Regardless of these legal issues, SAC has averaged a 30% gross annual return over the last two decades, making it one of the best performing hedge funds. The funds also have some of the highest fees, charging customers 3% of assets and 50% of the profits each year. The funds hold around 1,900 different positions, which are all listed conveniently on NASDAQ’s website. Let’s take a look at three of the larger positions.
Schlumberger Limited. (NYSE:SLB)
Schlumberger Limited. (NYSE:SLB) is a supplier of technology and information solutions for the oil and gas industry. The company has been around for over 80 years and has seen impressive revenue growth over the past decade. Since 2003 revenue has grown at an annualized rate of about 13%, and that includes a decline in 2009 due to the financial crisis. EPS came in at $4.10 in 2012, still lower than the pre-recession 2008 EPS figure of $4.45. The current P/E ratio is about 19.3 based on the current share price of $79.

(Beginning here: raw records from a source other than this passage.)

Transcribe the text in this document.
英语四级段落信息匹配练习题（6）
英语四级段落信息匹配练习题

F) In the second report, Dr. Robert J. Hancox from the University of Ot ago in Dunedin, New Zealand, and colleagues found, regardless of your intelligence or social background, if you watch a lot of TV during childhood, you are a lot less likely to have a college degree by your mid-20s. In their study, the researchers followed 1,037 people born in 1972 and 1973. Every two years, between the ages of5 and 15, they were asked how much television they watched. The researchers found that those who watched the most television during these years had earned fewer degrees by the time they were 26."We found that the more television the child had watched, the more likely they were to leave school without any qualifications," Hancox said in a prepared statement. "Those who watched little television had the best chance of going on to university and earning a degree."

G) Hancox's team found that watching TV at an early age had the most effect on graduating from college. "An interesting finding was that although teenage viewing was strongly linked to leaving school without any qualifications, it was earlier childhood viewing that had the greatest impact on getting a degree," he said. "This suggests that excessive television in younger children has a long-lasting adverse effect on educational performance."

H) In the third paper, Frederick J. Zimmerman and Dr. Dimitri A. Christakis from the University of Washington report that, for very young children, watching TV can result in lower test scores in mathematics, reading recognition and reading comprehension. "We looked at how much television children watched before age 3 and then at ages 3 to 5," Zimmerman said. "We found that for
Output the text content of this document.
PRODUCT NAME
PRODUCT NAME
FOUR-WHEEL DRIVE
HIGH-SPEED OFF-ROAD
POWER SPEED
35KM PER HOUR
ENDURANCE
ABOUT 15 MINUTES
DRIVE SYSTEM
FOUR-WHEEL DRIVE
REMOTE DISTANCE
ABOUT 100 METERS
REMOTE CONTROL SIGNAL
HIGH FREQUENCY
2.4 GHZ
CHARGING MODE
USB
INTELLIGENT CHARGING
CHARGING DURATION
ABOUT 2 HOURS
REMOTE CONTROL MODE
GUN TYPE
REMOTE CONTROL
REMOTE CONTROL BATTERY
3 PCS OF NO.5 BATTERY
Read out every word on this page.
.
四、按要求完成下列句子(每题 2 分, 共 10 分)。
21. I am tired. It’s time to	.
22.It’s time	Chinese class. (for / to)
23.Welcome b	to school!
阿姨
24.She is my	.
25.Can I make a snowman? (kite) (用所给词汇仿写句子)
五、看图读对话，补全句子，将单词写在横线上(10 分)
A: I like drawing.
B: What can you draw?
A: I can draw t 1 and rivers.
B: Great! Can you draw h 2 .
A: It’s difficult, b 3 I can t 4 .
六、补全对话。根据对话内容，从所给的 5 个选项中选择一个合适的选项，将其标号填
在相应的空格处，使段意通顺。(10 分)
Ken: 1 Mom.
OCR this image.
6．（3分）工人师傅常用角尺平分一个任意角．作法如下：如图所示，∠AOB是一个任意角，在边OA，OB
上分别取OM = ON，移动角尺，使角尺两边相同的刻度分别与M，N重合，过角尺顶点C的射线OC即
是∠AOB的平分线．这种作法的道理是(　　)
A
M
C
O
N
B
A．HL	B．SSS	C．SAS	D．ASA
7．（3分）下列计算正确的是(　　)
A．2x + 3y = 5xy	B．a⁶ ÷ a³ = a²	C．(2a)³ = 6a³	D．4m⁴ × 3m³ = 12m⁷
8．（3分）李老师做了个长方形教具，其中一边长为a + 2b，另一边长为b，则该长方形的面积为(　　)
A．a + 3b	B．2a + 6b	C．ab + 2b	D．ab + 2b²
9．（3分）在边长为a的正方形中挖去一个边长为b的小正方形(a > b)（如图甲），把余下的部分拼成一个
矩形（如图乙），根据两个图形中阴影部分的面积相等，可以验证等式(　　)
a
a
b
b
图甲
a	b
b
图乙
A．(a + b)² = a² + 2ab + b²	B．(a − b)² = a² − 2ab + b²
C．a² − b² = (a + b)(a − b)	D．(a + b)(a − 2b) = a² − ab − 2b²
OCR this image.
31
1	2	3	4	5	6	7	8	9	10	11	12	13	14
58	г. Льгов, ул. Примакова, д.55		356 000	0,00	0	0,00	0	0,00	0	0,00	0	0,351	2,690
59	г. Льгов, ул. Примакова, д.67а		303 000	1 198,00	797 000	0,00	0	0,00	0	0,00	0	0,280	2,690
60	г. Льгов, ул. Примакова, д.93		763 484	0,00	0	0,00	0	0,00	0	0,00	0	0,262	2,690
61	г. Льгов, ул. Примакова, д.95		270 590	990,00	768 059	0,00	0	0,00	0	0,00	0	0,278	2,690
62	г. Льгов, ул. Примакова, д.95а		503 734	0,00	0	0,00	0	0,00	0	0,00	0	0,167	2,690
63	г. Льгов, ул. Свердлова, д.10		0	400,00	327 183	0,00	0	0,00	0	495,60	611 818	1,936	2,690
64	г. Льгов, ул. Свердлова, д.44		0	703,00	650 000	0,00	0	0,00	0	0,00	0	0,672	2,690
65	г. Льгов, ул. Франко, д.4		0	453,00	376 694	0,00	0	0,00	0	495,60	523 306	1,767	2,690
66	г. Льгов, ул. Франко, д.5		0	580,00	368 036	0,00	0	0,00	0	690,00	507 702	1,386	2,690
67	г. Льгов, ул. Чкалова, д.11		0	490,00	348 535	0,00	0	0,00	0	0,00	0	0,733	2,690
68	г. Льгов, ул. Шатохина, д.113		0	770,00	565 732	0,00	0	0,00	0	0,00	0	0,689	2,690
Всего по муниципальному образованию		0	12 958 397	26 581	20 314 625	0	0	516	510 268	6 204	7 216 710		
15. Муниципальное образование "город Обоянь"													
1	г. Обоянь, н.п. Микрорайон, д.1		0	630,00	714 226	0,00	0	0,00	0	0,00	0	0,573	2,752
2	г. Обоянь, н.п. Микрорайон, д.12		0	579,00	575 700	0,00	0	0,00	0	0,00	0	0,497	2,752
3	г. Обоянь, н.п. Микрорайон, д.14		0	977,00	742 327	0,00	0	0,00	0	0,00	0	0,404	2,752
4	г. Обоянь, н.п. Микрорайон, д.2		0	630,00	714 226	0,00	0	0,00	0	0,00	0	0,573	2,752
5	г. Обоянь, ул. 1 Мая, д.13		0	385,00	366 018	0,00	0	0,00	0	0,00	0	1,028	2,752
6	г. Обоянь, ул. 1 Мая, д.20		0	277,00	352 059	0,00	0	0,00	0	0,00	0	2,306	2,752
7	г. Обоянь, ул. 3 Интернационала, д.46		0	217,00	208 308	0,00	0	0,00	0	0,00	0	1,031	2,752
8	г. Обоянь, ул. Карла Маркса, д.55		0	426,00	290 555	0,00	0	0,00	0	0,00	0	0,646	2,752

Strong growth seems likely to continue as global demand for oil continues to grow. In addition to oil, there is an expectation that natural gas will see a strong increase in demand as a low-cost energy alternative. In fact, Warren Buffett, who’s company owns the major railroad Burlington Northern, has recently stated that the railroad is exploring trains which run on natural gas instead of diesel. If natural gas demand blows up like many think it will, Schlumberger Limited. (NYSE:SLB) could be a big beneficiary.